Monday 16th March 2026
Conflict worsens the picture for levered credit
Leveraging an investment-grade credit portfolio was already a dubious strategy before the Middle East war broke out. It's now an even worse idea, says Yarra Capital Management.
As credit spreads normalised through 2025, and in some segments moved below long-term averages, yield‑hungry investors turned to leverage to maintain 6 per cent-plus returns.
But as always with leverage, investors need to be careful to understand the true risk-return trade-off. “The use of leverage to enhance returns can work very effectively in environments of stable or contracting credit spreads,” says Phil Strano, head of Australian credit research at Yarra Capital Management. “It is a double-edged sword, however, with the combination of widening credit spreads and leverage usually resulting in significant drawdowns.”
And with the war in the Middle East sending the oil price surging, and presaging economic turmoil through supply-chain disruptions in a range of crucial commodities, that combination is back in the picture.
Spread expansion is bad news for leveraged strategies, and credit spreads are 10–15 basis points wider than their early-February lows.
“Spread expansion would be impacting levered strategies, eating into their yield and performance by a factor of equity plus leverage multiple,” Strano says. “A 15-basis-point expansion in spread with three times leverage strips 60 basis points from performance. We expect spreads to continue widening if the Middle East conflict continues to spread and oil shipments are impacted for a prolonged period.”
The unwelcome spectacle of an oil shock is hitting a market that was already, in some areas at least, “uncomfortably close to pre‑GFC behaviours,” where synthetic and physical leverage was more commonplace, says Strano. Toward the end of 2025, he says, the use of leverage was mainly occurring through the use of repurchase agreements (repo) of eligible collateral “up to an eye-watering 15-times for AAA-rated securities,” as well as through placement of senior secured leverage to enhance portfolio yields in both private and public credit portfolios.

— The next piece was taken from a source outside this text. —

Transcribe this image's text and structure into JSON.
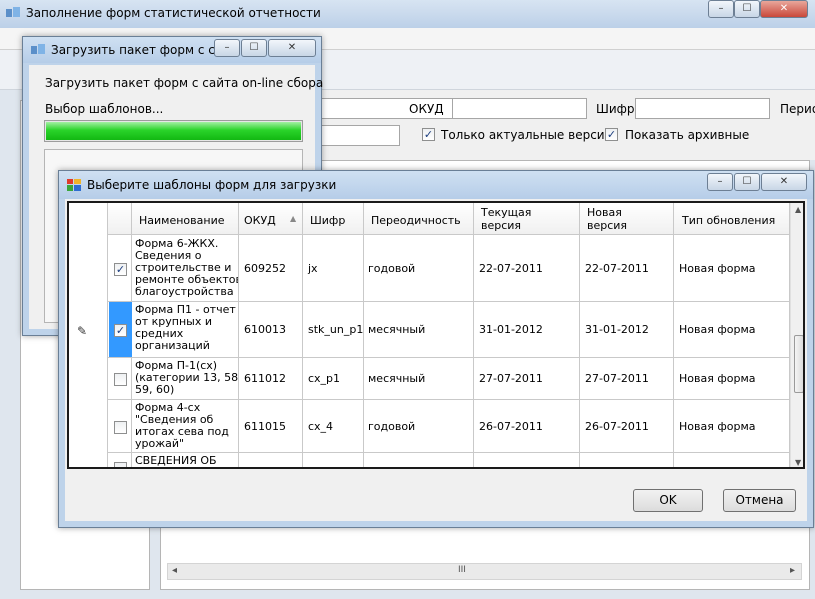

New levered investment products that had recently entered the market were offering a floating-rate running yield from a portfolio likely comprised of major bank T2 hybrids (T2s) and investment-grade (IG) corporate bonds. Products such as these typically seek to enhance yield by deploying three to three-and-a-half-times leverage.
The investor thinks they have an underlying low-risk IG credit portfolio that can support the leverage. But working off an estimated credit-spread duration of about five years, a widening spread environment could “quickly overwhelm” underlying yields, says Strano. Spread expansion of about 100 basis points on a credit portfolio with three times leverage would generate a negative total return in the range of 10 per cent–15 per cent – in other words, equity-like drawdown risk from what is considered an underlying low-risk IG portfolio.
Given that fixed-income investors generally have a low tolerance for negative returns over a 12-month period, that is not what they expect, to put it mildly. But when market turbulence is pushing spreads wider, the use of leverage looks even more dubious. “We think that levered credit is incredibly poor compensation at current levels,” says Strano.
Indeed, Yarra Capital Management was concerned about the rise of leverage well before the missiles started flying on the weekend of February 28–March 1.
Writing in mid-February, Strano said: “At current spread levels, the probability of a plus or minus 100-basis-point move is weighted to the positive and in the current macroeconomic environment is entirely possible over the near to medium term. In such an event, which can occur two to three times each decade, the prospect of equity-like drawdowns from levered credit funds should give credit investors pause for thought.
“Put more simply, credit investors in these levered structures should be thinking hard about whether they are comfortable taking what is effectively equity drawdown risk for a miserly 1 per cent–2 per cent in additional yield. We would suggest that this represents incredibly poor compensation for the risk assumed at this point in the cycle.”
With spreads widening as markets deal with high levels of uncertainty, this thesis “very much still holds,” says Strano. “Risk-off events come in many forms and often result in valuation losses across risk assets.”
Sentiment is firmly in the grip of uncertainty over the duration of the Middle East war and the impact on oil supply/pricing, he says, but the broader thematic around underlying growth stimulus – that is, AI-related capital spending and government expansion (aged care, childcare, NDIS, defence and energy transition) – remains supportive for growth and commodity prices. “
Yields are likely to stay at a higher level which is supportive for fixed income, and credit more generally, with yields remaining attractive which should limit drawdowns for unlevered investment-grade funds,” says Strano. “There’s no question that the market is becoming more sensitive to the growing prospect of drawdowns and the illiquidity of private credit, and the probability of a plus- or minus-100-basis-point spread move remains skewed to the upside.’
Such a widening would affect levered and unlevered funds very differently. “In contrast to levered credit funds, both the Yarra Enhanced and Higher Income Funds are still providing attractive 6 per cent–7 per cent yields with precisely zero leverage, he says. “While it is true that a 100 basis-points widening in credit spreads would lead to value diminution for both these funds, high unlevered yields combined with active management should protect against negative returns over any 12-month period. We do not believe the same can be said of levered credit funds running a similar mix of underlying credit assets.”